Rioz and Swenson stared at it thoughtfully.
“It does look bigger,” said Swenson.
“You’re just putting the notion into our minds,” Rioz argued. “If it were getting bigger, it would be coming closer.”
“What’s impossible about that?”
“These things are on stable orbits.”
“They were when we came here,” said Long. “There, did you feel that?”
The ground had trembled again.
Long said, “We’ve been blasting this thing for a week now. First, twenty-five ships landed on it, which changed its momentum right there. Not much, of course. Then we’ve been melting parts of it away and our ships have been blasting in and out of it—all at one end, too. In a week, we may have changed its orbit just a bit. The two fragments, this one and the Shadow, might be converging.”
“It’s got plenty of room to miss us in.” Rioz watched it thoughtfully. “Besides, if we can’t even tell for sure that it’s getting bigger, how quickly can it be moving? Relative to us, I mean.”

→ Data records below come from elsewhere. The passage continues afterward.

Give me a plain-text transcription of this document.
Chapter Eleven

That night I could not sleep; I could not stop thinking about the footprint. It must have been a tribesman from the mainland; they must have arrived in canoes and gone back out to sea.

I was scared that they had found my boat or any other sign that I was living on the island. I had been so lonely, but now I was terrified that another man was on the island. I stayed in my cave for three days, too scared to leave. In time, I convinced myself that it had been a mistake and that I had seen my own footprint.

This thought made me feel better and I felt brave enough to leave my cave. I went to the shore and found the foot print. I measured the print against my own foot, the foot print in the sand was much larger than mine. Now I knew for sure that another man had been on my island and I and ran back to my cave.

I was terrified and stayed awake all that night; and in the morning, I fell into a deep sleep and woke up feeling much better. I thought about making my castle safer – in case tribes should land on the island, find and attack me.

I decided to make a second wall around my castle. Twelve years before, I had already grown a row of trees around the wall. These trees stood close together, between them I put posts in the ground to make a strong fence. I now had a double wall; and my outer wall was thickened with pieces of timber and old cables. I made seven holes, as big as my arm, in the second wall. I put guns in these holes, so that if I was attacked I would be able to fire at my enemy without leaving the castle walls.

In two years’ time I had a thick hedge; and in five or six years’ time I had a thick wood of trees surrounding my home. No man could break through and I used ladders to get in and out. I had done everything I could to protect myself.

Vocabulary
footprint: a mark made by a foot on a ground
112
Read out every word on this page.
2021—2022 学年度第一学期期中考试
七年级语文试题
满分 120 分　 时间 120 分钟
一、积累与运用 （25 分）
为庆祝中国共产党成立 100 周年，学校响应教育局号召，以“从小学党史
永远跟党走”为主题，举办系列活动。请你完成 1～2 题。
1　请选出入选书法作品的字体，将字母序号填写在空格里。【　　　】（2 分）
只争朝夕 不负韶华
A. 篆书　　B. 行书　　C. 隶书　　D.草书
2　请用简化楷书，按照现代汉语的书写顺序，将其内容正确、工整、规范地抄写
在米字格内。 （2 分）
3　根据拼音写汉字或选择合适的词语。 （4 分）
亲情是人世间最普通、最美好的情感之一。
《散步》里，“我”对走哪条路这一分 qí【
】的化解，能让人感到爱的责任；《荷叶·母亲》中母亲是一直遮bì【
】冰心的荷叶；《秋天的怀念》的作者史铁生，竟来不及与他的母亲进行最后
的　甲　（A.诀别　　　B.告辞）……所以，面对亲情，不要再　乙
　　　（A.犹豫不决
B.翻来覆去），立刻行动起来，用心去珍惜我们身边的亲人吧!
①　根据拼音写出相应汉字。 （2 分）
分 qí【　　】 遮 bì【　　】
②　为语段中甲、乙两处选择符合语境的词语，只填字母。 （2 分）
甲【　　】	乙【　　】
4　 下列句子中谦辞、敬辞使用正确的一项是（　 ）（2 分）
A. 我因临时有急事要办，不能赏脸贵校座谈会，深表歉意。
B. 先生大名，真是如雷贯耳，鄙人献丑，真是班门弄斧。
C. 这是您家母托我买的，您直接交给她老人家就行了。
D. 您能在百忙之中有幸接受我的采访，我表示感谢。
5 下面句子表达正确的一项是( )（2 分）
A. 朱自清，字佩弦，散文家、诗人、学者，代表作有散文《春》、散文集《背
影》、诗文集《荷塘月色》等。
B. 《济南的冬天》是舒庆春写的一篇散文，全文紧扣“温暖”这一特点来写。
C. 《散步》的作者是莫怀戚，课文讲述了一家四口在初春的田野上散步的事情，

“It doesn’t have to be moving quickly. Its momentum is as large as ours, so that, however gently it hits, we’ll be nudged completely out of our orbit, maybe in toward Saturn, where we don’t want to go. As a matter of fact, ice has a very low tensile strength, so that both planetoids might break up into gravel.”
Swenson rose to his feet. “Damn it, if I can tell how a shell is moving a thousand miles away, I can tell what a mountain is doing twenty miles away.” He turned toward the ship.
Long didn’t stop him.
Rioz said, “There’s a nervous guy.”
The neighboring planetoid rose to zenith, passed overhead, began sinking. Twenty minutes later, the horizon opposite that portion behind which Saturn had disappeared burst into orange flame as its bulk began lifting again.
Rioz called into his radio, “Hey Dick, are you dead in there?”
“I’m checking,” came the muffled response.
“Is it moving?” asked Long.
“Yes.”
“Toward us?”
There was a pause. Swenson’s voice was a sick one. “On the nose, Ted. Intersection of orbits will take place in three days.”
“You’re crazy!” yelled Rioz.
“I checked four times,” said Swenson.
Long thought blankly, What do we do now?